Jamais plus ! Jamais plus ! » scandait le corbeau d’Edgar Allan Poe. En effet jamais plus ne reviendra l’épouse décédée, la mère de deux enfants fort polissons. Les voix de ses derniers alternent avec celle paternelle, et celle de qui « porte un costume de plumes ». Le corbeau est l’un des animaux les plus doués d’intelligence ; et ici d’empathie, au service du travail de deuil.
À travers la prosopopée, cette figure de rhétorique qui fait parler les animaux, il commente l’histoire familiale dans un style saccadé, des onomatopées, avec un humour macabre : « J’étais excuse, ami, deus ex machina, blague, symptôme, fiction, spectre, béquille, revenant, jouet, bâillon, psychanalyste et baby-sitter ». Il est également un brin philosophe, et l’allégorie de la « Douleur » du titre, donc le fantasme post-traumatique du père, qui écrit un livre sur le poète qui fut marié avec Silvia Plath : « Ted Hugues, le Corbeau sur le divan, une analyse sauvage ». Ce que confirme sans ambages la bête pas si bête, qui prépare ses « mémoires littéraires de haut-vol » et soigne ses métaphores psychanalytiques : « un soupçon de plumage noir et l’odeur de la mort.
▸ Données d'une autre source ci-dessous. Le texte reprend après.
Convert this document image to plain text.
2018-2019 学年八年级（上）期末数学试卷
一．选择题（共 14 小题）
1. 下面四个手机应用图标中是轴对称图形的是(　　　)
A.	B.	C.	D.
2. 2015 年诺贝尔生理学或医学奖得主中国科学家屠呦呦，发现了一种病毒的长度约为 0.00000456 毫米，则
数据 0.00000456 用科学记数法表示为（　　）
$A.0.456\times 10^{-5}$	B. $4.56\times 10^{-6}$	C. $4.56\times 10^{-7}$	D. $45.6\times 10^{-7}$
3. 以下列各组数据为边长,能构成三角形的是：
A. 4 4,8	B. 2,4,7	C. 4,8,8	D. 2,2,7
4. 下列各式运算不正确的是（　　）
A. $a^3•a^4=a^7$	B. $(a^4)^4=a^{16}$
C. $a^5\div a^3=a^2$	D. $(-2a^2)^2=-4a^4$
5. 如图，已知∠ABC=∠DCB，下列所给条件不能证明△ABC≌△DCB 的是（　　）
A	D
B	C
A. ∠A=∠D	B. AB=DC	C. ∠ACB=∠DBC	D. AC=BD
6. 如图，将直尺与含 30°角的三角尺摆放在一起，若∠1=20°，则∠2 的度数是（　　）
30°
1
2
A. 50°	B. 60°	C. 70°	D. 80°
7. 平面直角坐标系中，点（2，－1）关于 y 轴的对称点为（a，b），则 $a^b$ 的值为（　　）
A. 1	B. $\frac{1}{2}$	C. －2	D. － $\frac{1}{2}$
Ta-daa ! C’est le centre pourri, le Grünewald, les clous dans les mains »…
Éditeur chez Granta et Portobello, Max Porter est né en 1981. Sa fable polyphonique ne demande qu’à être illustrée par un graphisme aussi ébouriffant que le plumage de son volatile. On ne sait si l’on a sous les yeux un court roman, une novella comme disent les Anglais, ou quelque chose qui s’apparente au conte de fées et approche du poème en vers libres. Qu’importe, ce récit fantastique original et parfaitement fantaisiste, à ranger non loin d’Alice au pays des merveilles, dégage une poésie suggestive, une fantaisie débridée, un charme noir non pareil.
Thierry Guinhut
LA DOULEUR PORTE UN MASQUE DE PLUMES
DE MAX PORTER
Traduit de l’anglais (Grande-Bretagne) par Charles Recoursé, Seuil, 14,50 €
Domaine étranger La Douleur porte un costume de plumes
mars 2016 | Le Matricule des Anges n°171
| par
Thierry Guinhut
Un livre
Par
Thierry Guinhut
Le Matricule des Anges n°171
, mars 2016.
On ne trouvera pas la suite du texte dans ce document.